What’s keeping you busy at work?
 
I feel very lucky to see some of the highest profile deals come across my desk and there’s never a dull moment. I tend to work on transactions together with my partners across the firm, and what keeps me busy is generally what is keeping the firm busy. There is a lot of securitisations, collateralised loan obligations (CLOs) and other repackaging of debt at the moment. 
 
I’m also involved in a fair amount of disputes work at the moment, both at the enquiry stage and before the tribunals.
 
If you could make one change to a tax law, what would it be? 
 
Let’s make that two. I think the hybrids rules are terrible – they just smack of something which seemed like a good idea conceptually, but in the real world they are almost unworkable. If you take ten entirely commercial cross-border financial transactions, two or three of them will be caught on a technicality. HMRC has to be applauded for the effort put into the guidance, but it is an impossible job to make the guidance even nearly comprehensive.
 
I would also like to see a sensible ‘reverse’ Ramsay/GAAR principle that works in the taxpayer’s favour should an inappropriate or unfair tax charge otherwise arise. It’s nothing more than giving HMRC and the courts the discretion not to apply a charge that is patently wrong.
 
Is there anything you know now that you wish you’d known at the start of your career?
 
I am a scientist by education, and started my career treating the tax law as a perfect logical system from which the correct and logical answer can always be derived.
 
It’s not – it’s all about judgment and people. Advising a client is much more about how one would expect HMRC to view an arrangement, or a judge in case it were ever to get that far. Case law precedent can (and usually will) be distinguished if the answer doesn’t seem right, and can only take the analysis so far.
 
I have a rule of thumb when advising on a difficult point. I imagine myself in a meeting room opposite HMRC during an enquiry and ask whether I would go into that meeting feeling confident that I could persuade HMRC. It focuses the mind.
 
Is there a recent case that has caught your eye? 
 
It has to be Ivey v Genting [2017] UKSC 67 – a Supreme Court decision concerning the meaning of ‘honesty’, which is the key ingredient of tax evasion. Some degree of culpability has always been required, but now an action just needs to be considered dishonest by the reasonable man or woman.
 
This could be a real problem given the limited understanding of tax by the wider public.
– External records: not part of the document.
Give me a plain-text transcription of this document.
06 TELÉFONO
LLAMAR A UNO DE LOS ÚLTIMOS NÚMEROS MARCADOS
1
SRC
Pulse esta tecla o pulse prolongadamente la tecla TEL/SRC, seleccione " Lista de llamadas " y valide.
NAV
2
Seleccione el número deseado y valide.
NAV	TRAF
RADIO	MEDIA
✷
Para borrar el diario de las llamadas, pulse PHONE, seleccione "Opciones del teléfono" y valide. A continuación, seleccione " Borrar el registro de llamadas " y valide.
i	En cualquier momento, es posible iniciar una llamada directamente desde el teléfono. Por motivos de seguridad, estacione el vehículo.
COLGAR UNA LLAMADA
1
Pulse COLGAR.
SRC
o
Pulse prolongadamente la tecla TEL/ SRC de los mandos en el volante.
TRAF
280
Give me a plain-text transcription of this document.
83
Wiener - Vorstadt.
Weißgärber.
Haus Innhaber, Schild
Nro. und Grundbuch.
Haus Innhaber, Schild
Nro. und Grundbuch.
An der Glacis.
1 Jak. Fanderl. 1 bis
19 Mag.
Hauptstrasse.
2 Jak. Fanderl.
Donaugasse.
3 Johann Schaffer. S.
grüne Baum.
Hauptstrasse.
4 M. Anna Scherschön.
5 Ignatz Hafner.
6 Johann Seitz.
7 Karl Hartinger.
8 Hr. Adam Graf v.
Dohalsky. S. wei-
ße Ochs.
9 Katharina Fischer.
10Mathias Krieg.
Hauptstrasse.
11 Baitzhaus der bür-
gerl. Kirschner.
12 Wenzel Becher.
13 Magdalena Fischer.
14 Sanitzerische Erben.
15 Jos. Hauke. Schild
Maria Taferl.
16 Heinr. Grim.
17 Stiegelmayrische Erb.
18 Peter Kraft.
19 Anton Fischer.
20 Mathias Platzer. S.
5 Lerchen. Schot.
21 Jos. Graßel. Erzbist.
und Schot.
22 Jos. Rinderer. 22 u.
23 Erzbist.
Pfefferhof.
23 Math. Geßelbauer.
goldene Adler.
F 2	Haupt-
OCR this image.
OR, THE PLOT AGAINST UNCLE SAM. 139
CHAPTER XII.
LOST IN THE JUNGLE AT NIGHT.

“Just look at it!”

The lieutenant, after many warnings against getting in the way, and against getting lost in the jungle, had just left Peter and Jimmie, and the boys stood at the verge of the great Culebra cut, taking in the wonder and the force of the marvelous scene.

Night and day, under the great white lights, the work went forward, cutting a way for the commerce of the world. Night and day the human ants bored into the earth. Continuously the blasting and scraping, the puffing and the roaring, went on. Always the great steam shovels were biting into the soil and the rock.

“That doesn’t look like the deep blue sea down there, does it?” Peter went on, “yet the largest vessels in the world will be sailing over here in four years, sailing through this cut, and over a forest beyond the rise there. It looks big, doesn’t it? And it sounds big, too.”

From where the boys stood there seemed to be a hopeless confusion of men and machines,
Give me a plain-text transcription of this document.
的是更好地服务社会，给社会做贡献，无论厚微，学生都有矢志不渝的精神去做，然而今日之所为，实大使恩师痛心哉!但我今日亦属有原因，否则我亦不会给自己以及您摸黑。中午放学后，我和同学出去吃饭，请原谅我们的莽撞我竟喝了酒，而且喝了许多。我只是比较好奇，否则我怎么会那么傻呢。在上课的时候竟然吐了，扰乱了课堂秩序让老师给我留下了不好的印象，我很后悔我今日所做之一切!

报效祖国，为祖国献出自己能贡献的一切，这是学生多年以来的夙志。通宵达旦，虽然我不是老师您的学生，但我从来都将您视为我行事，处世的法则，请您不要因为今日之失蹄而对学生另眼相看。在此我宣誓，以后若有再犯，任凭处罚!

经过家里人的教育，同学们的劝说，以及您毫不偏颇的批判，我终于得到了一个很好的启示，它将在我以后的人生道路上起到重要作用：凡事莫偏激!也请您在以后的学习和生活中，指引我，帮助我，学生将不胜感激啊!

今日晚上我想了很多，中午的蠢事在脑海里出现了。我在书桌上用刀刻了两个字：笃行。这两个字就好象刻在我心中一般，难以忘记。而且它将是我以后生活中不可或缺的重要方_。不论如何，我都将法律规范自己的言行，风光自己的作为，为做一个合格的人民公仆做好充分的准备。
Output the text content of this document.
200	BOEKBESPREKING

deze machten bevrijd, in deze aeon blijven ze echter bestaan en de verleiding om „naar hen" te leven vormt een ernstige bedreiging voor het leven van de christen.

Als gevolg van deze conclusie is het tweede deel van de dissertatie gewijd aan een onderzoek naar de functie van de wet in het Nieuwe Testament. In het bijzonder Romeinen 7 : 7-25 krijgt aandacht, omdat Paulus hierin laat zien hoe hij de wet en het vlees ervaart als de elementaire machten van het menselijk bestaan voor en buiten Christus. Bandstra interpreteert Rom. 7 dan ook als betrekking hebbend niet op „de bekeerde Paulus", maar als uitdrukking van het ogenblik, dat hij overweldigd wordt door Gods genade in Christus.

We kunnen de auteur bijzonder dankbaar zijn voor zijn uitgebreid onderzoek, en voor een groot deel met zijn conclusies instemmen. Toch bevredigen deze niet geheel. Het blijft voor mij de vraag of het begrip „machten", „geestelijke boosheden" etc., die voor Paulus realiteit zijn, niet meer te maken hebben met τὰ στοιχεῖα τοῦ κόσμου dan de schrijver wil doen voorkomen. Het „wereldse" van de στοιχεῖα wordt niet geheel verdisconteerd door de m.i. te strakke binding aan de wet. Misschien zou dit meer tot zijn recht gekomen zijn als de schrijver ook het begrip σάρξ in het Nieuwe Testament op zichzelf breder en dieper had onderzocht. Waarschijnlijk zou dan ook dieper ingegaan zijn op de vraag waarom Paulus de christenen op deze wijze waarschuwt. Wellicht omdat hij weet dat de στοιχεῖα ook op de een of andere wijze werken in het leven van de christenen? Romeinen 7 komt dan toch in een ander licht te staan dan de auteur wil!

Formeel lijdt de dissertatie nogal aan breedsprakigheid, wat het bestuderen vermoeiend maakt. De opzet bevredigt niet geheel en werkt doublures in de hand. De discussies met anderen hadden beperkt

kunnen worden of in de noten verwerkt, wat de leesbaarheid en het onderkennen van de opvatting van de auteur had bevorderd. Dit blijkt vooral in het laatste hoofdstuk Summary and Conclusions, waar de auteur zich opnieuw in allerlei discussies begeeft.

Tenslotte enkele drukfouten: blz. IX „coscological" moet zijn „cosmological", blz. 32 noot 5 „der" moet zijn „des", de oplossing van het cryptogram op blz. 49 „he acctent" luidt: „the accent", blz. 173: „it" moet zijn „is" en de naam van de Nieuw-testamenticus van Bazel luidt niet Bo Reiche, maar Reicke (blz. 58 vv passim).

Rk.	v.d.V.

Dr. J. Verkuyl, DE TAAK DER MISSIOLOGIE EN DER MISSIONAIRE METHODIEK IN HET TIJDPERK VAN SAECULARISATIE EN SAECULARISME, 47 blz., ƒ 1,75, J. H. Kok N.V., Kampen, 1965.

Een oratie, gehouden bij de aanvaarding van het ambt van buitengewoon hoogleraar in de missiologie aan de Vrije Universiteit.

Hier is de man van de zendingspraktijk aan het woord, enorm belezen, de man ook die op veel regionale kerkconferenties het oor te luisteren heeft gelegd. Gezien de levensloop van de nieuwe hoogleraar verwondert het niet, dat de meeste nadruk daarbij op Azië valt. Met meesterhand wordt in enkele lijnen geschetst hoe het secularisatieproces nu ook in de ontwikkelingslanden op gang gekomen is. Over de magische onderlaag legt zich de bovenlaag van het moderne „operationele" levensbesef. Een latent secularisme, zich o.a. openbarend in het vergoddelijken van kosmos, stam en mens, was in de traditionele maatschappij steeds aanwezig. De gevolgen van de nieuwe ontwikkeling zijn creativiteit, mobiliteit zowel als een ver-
We’ve had front page headlines calling the quoted eurobond exemption, the substantial shareholdings exemption and even using carried forward loss ‘tax avoidance’. It doesn’t take much to call more obscure tax planning ‘dishonest’. 
 
I’m hopeful that in practice this will come to nothing – but it could be used as a threat.
 
What are your views on the current state of the UK tax system?
 
The biggest change during my career has been the introduction of regimes that are intended to change behaviour without changing the substance of the tax code. The regime I come across most regularly is the code of practice on taxation for banks, but there is also DOTAS, promoters of tax avoidance schemes (POTAS), the enablers regime, the GAAR, and the list goes on…
 
It is all part of a move to make HMRC more like a regulator in the same vein as the FCA, the Prudential Regulation Authority and the Competition and Markets Authority.
 
I think there is a sense amongst our profession that tax is different and should be governed by black letter law – but we’re never going to get back to that situation and we have to work with reality.
 
Finally, you might not know this about me but… 
 
I think I’m having a mid-life crisis. I’ve taken up skiing and (horse) riding this year, and have my first rock-climbing lesson in a few weeks.